- Nic mnie nie jest w stanie wyprowadzić z równowagi. A już na pewno nie Kuba - powiedziała w wywiadzie dla Dzień Dobry TVN Maja Sablewska, która w ostatnim odcinku programu X Factor została pozbawiona swoich ostatnich podopiecznych - zespołu Dziewczyny.
Przypomnijmy, że w dogrywce rywalizowała właśnie grupa kierowana przez Sablewską i Małgorzata Stankiewicz ze stajni Czesława Mozila. Każdy z mentorów lojalnie poparł swoich ludzi, więc o dalszych losach uczestników musiał zadecydować Kuba Wojewódzki, który stwierdził, że lubi, "gdy jest gorąco" i wyrzucił z programu duet dziewczyn, choć w powszechnej opinii wypadły one lepiej niż pani Małgosia.
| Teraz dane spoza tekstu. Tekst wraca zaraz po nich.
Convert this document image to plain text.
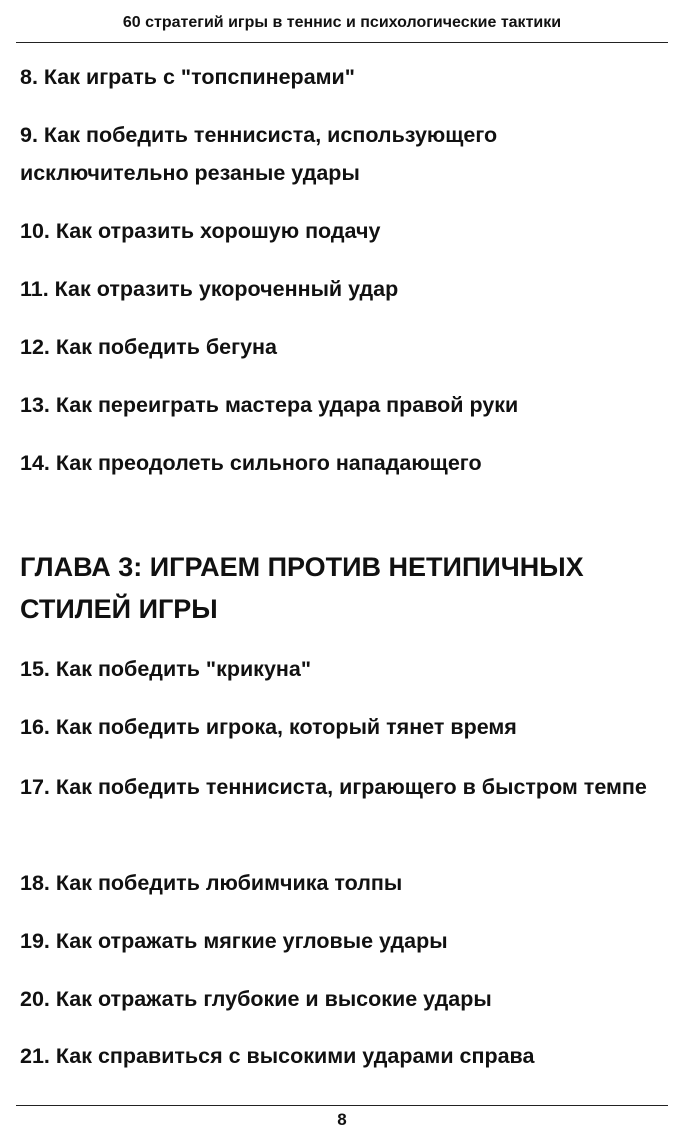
60 стратегий игры в теннис и психологические тактики
8. Как играть с "топспинерами"
9. Как победить теннисиста, использующего исключительно резаные удары
10. Как отразить хорошую подачу
11. Как отразить укороченный удар
12. Как победить бегуна
13. Как переиграть мастера удара правой руки
14. Как преодолеть сильного нападающего
ГЛАВА 3: ИГРАЕМ ПРОТИВ НЕТИПИЧНЫХ СТИЛЕЙ ИГРЫ
15. Как победить "крикуна"
16. Как победить игрока, который тянет время
17. Как победить теннисиста, играющего в быстром темпе
18. Как победить любимчика толпы
19. Как отражать мягкие угловые удары
20. Как отражать глубокие и высокие удары
21. Как справиться с высокими ударами справа
8
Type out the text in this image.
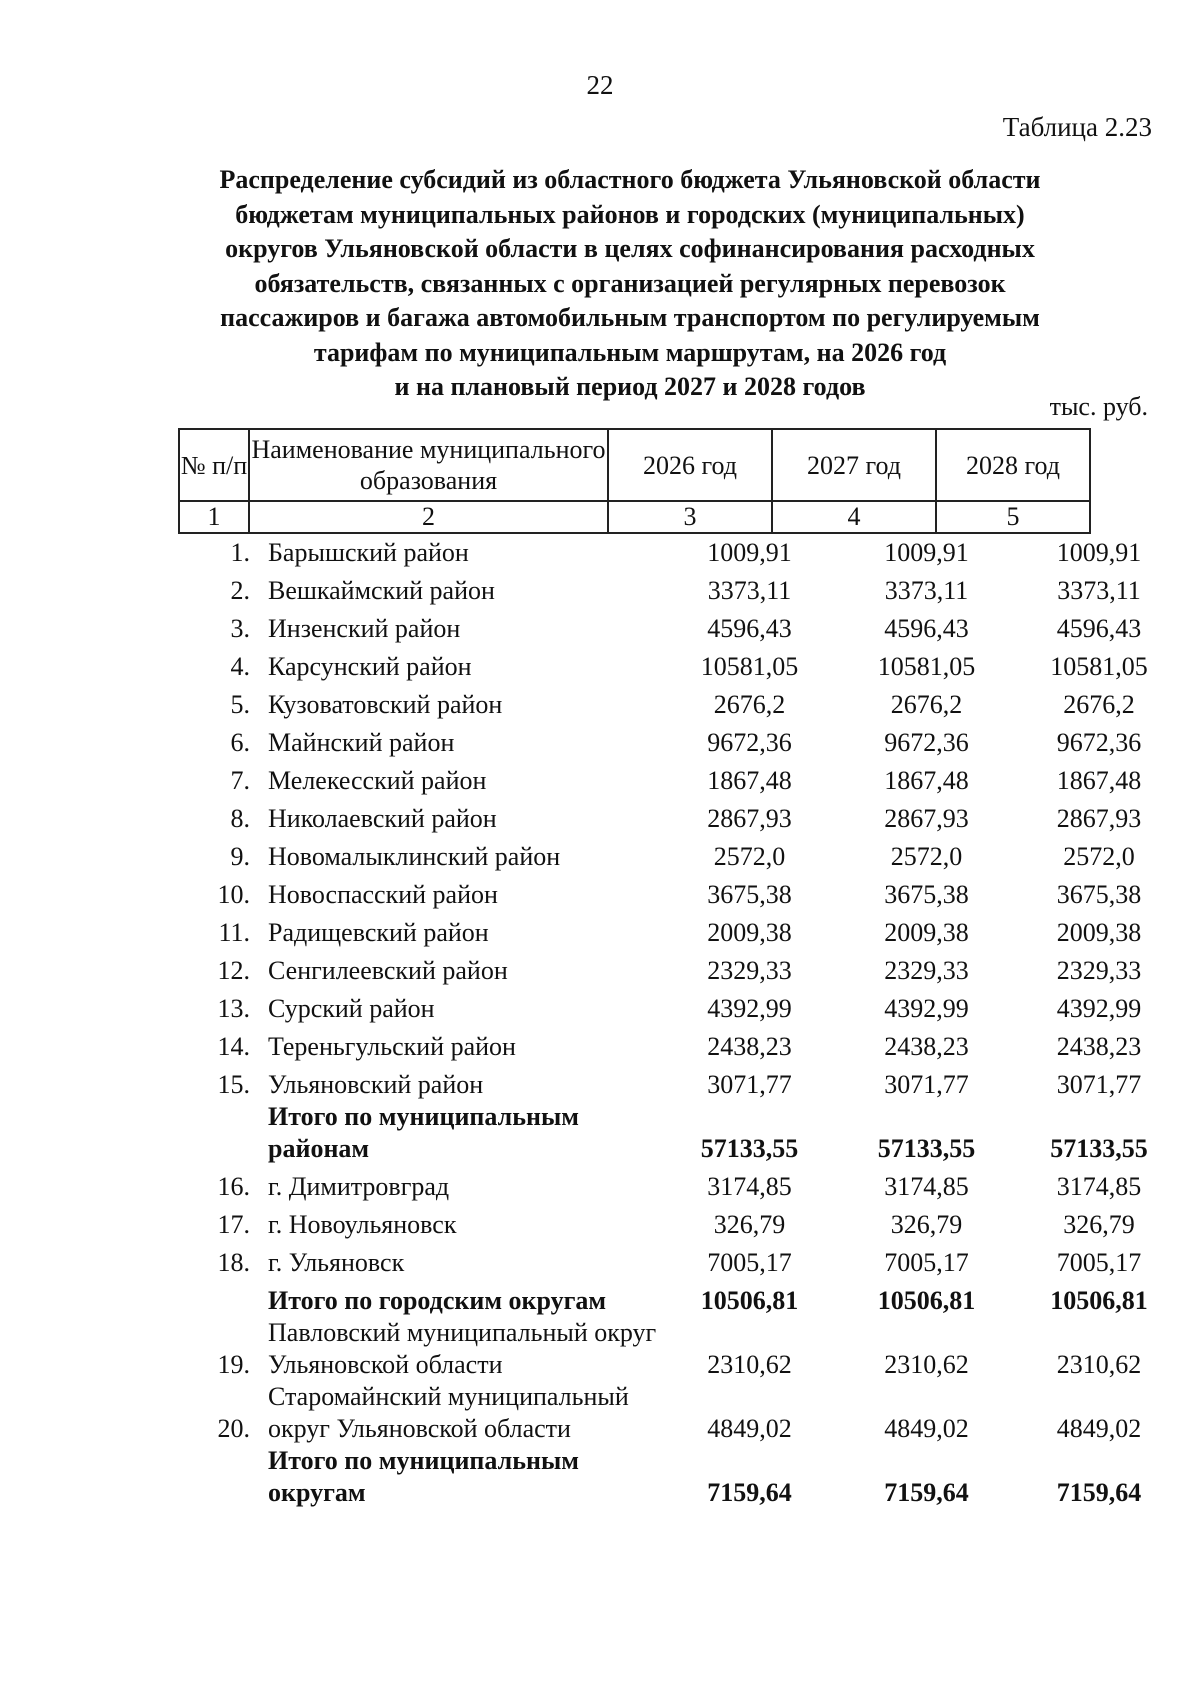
22
Таблица 2.23
Распределение субсидий из областного бюджета Ульяновской области
бюджетам муниципальных районов и городских (муниципальных)
округов Ульяновской области в целях софинансирования расходных
обязательств, связанных с организацией регулярных перевозок
пассажиров и багажа автомобильным транспортом по регулируемым
тарифам по муниципальным маршрутам, на 2026 год
и на плановый период 2027 и 2028 годов
тыс. руб.
№ п/п	Наименование муниципального образования	2026 год	2027 год	2028 год
1	2	3	4	5
1.	Барышский район	1009,91	1009,91	1009,91
2.	Вешкаймский район	3373,11	3373,11	3373,11
3.	Инзенский район	4596,43	4596,43	4596,43
4.	Карсунский район	10581,05	10581,05	10581,05
5.	Кузоватовский район	2676,2	2676,2	2676,2
6.	Майнский район	9672,36	9672,36	9672,36
7.	Мелекесский район	1867,48	1867,48	1867,48
8.	Николаевский район	2867,93	2867,93	2867,93
9.	Новомалыклинский район	2572,0	2572,0	2572,0
10.	Новоспасский район	3675,38	3675,38	3675,38
11.	Радищевский район	2009,38	2009,38	2009,38
12.	Сенгилеевский район	2329,33	2329,33	2329,33
13.	Сурский район	4392,99	4392,99	4392,99
14.	Тереньгульский район	2438,23	2438,23	2438,23
15.	Ульяновский район	3071,77	3071,77	3071,77
	Итого по муниципальным районам	57133,55	57133,55	57133,55
16.	г. Димитровград	3174,85	3174,85	3174,85
17.	г. Новоульяновск	326,79	326,79	326,79
18.	г. Ульяновск	7005,17	7005,17	7005,17
	Итого по городским округам	10506,81	10506,81	10506,81
19.	Павловский муниципальный округ Ульяновской области	2310,62	2310,62	2310,62
20.	Старомайнский муниципальный округ Ульяновской области	4849,02	4849,02	4849,02
	Итого по муниципальным округам	7159,64	7159,64	7159,64
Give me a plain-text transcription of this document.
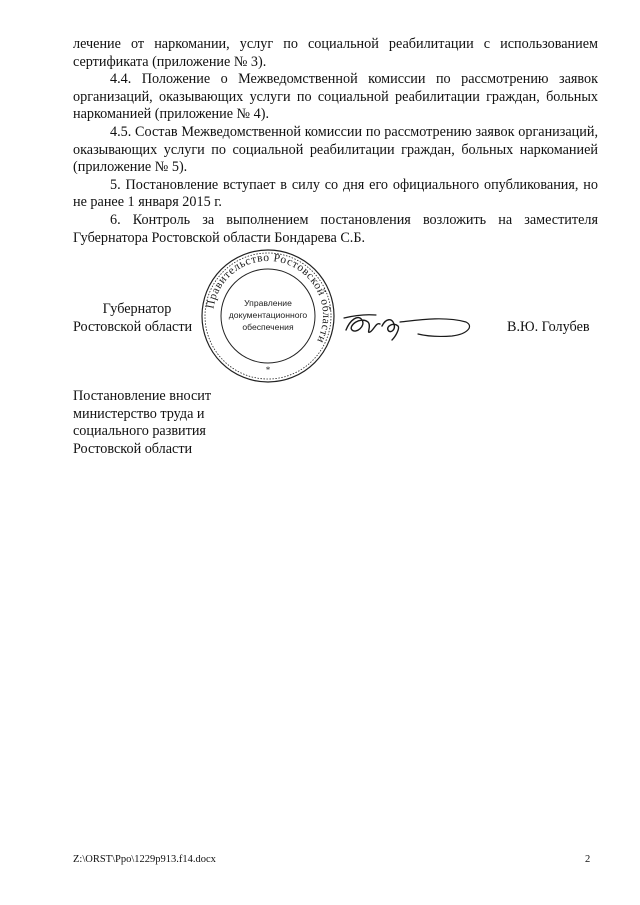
лечение от наркомании, услуг по социальной реабилитации с использованием сертификата (приложение № 3).

4.4. Положение о Межведомственной комиссии по рассмотрению заявок организаций, оказывающих услуги по социальной реабилитации граждан, больных наркоманией (приложение № 4).

4.5. Состав Межведомственной комиссии по рассмотрению заявок организаций, оказывающих услуги по социальной реабилитации граждан, больных наркоманией (приложение № 5).

5. Постановление вступает в силу со дня его официального опубликования, но не ранее 1 января 2015 г.

6. Контроль за выполнением постановления возложить на заместителя Губернатора Ростовской области Бондарева С.Б.

Губернатор
Ростовской области
Правительство Ростовской области
Управление
документационного
обеспечения
*
В.Ю. Голубев
Постановление вносит
министерство труда и
социального развития
Ростовской области
Z:\ORST\Ppo\1229p913.f14.docx	2
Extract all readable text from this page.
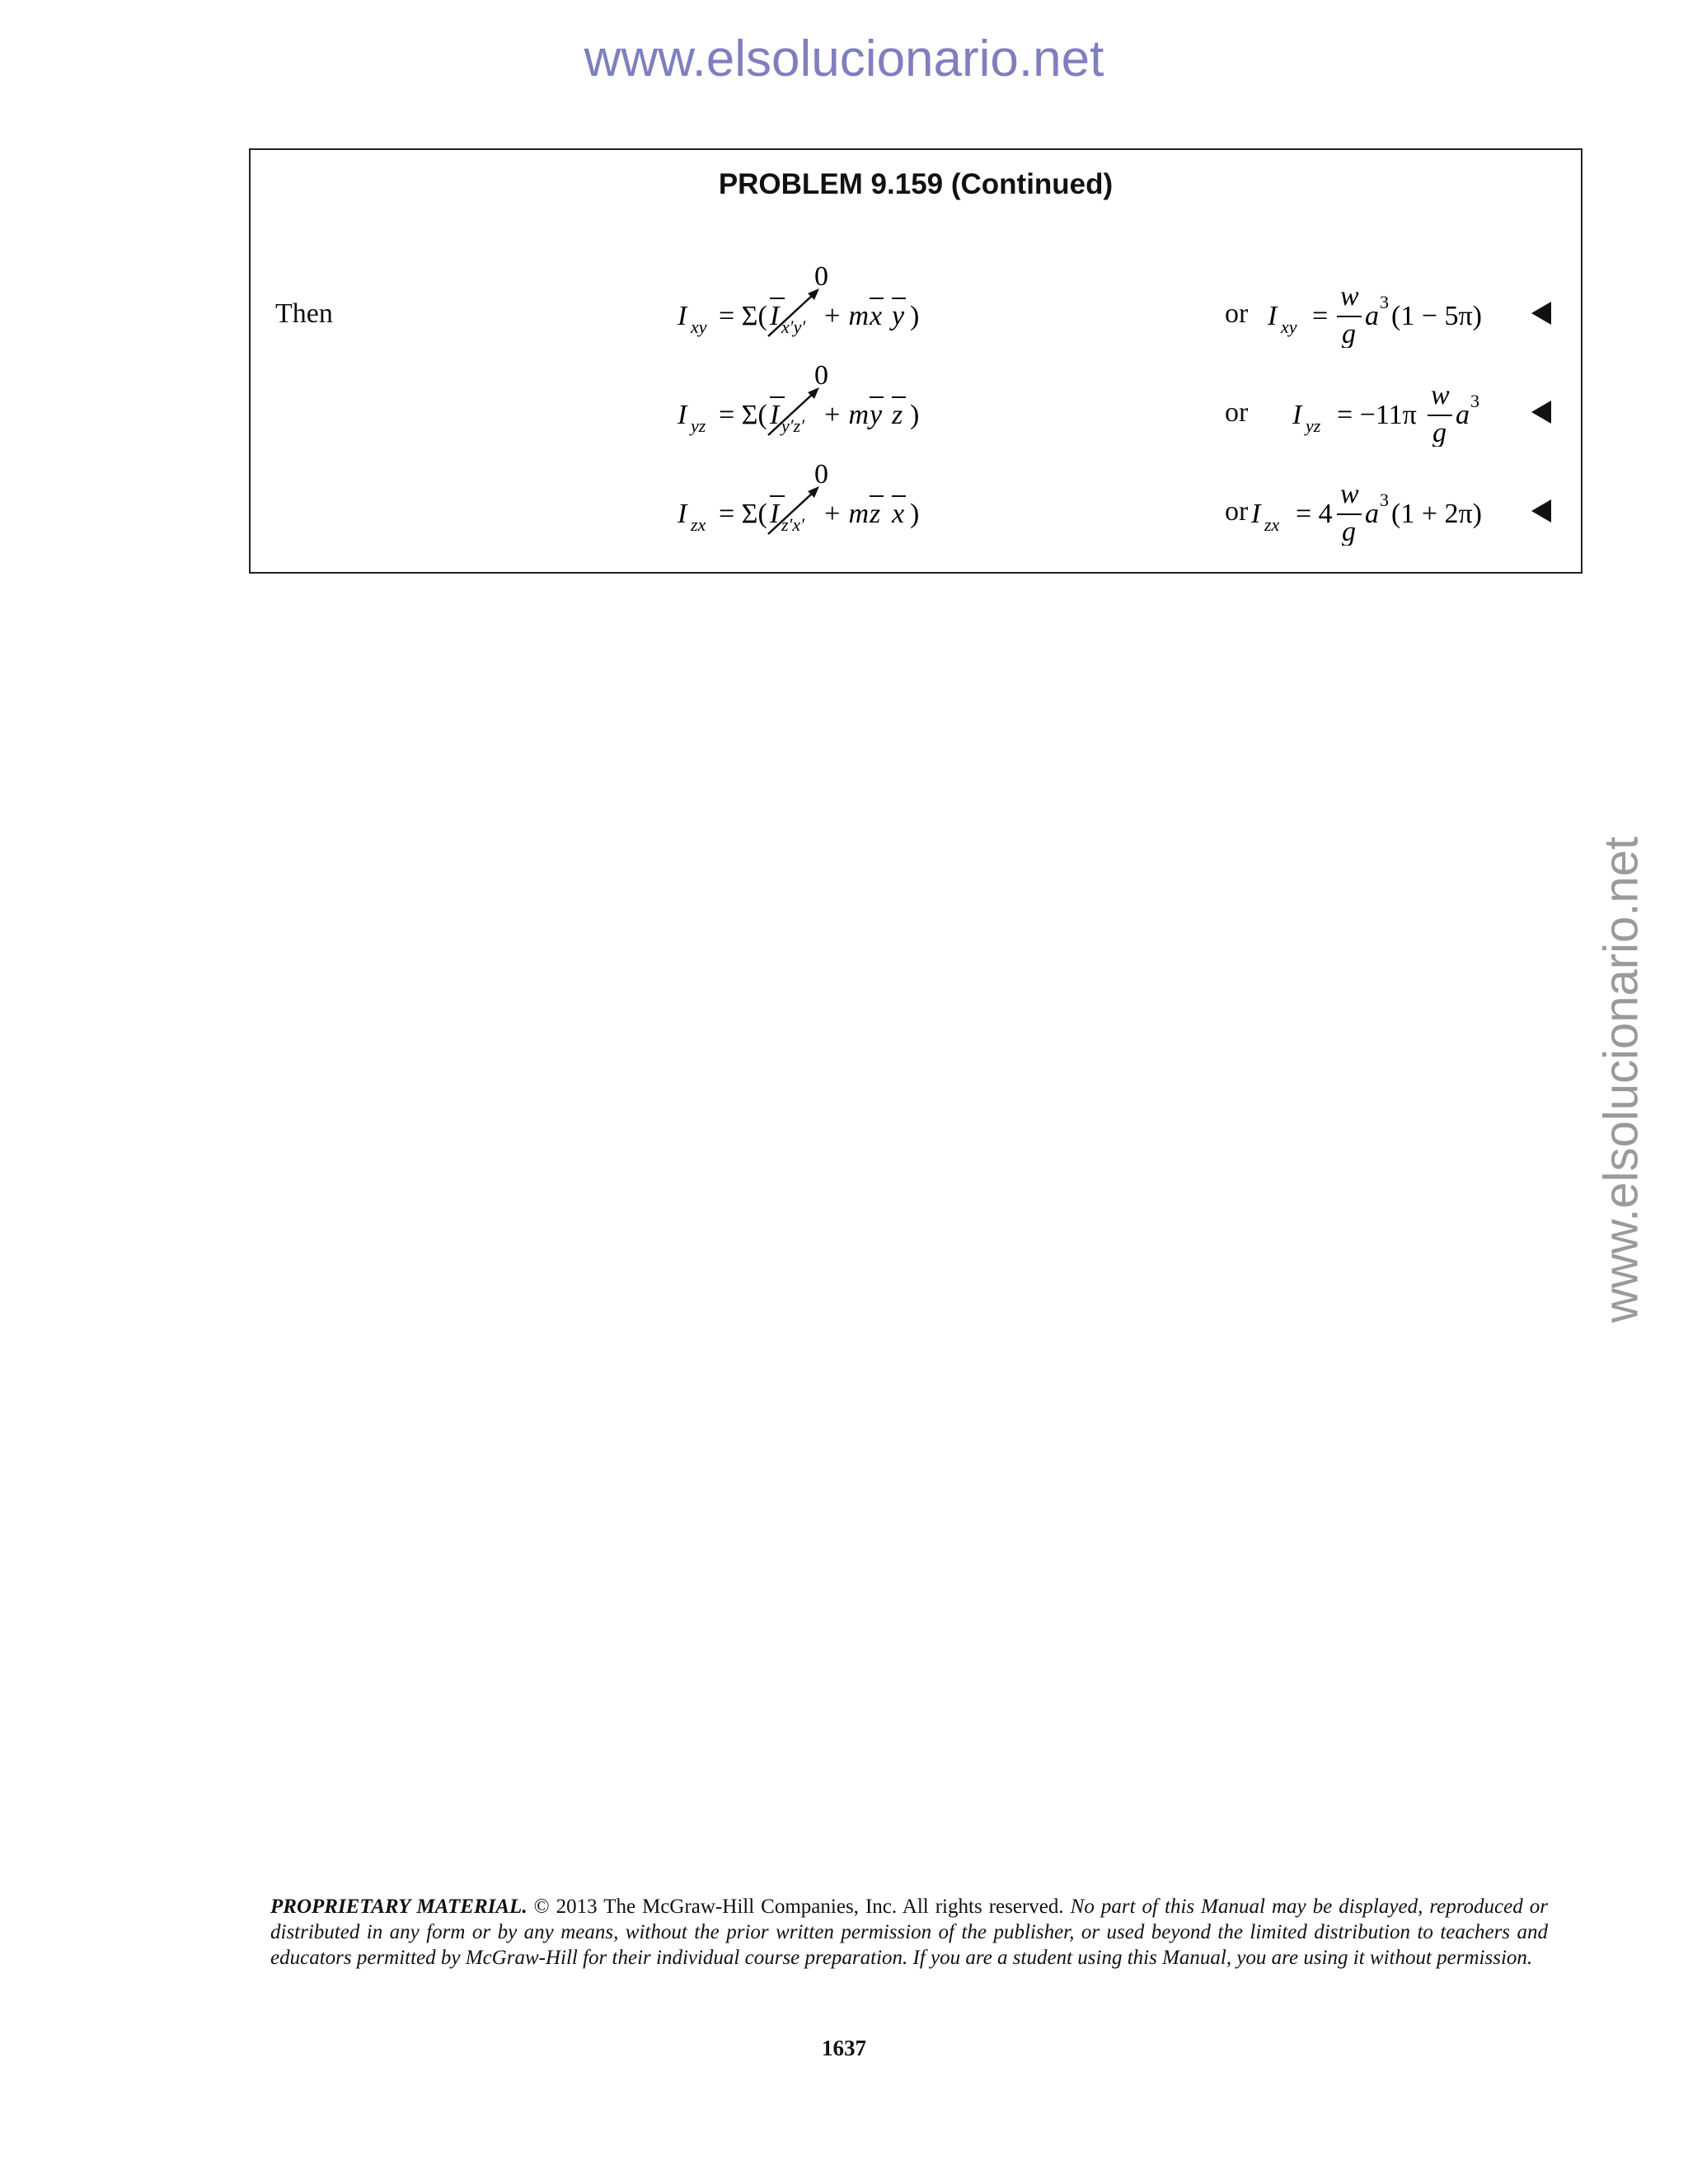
www.elsolucionario.net
www.elsolucionario.net
PROBLEM 9.159 (Continued)
Then	I xy = Σ( I x′y′
0
+ m x y )	or I xy =
w
g
a 3 (1 − 5π)
I yz = Σ( I y′z′
0
+ m y z )	or I yz = −11π
w
g
a 3
I zx = Σ( I z′x′
0
+ m z x )	or I zx = 4
w
g
a 3 (1 + 2π)
PROPRIETARY MATERIAL. © 2013 The McGraw-Hill Companies, Inc. All rights reserved. No part of this Manual may be displayed, reproduced or distributed in any form or by any means, without the prior written permission of the publisher, or used beyond the limited distribution to teachers and educators permitted by McGraw-Hill for their individual course preparation. If you are a student using this Manual, you are using it without permission.
1637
Przeczytaj koniecznie: RANKING JURORÓW. Alicja Węgorzewska NAJLEPSZĄ jurorką. Maja Sablewska poza podium
- Nie rozumiem tej decyzji. Mnie rodzice wychowali inaczej. Wyniosłam z domu inne wartości, ale Kuba może robić sobie co mu się podoba - mówiła wyraźnie wzburzona Sablewska, która od teraz będzie mogła skupić się tylko na ocenianiu uczestników, bo jej podopiecznych w programie po prostu już nie ma.
Czy w kolejnych programach będzie obiektywna? A może będzie szukała okazji do rewanżu, na czym ucierpi Ada Szulc lub Michał Szpak, którymi kieruje Kuba Wojewódzki?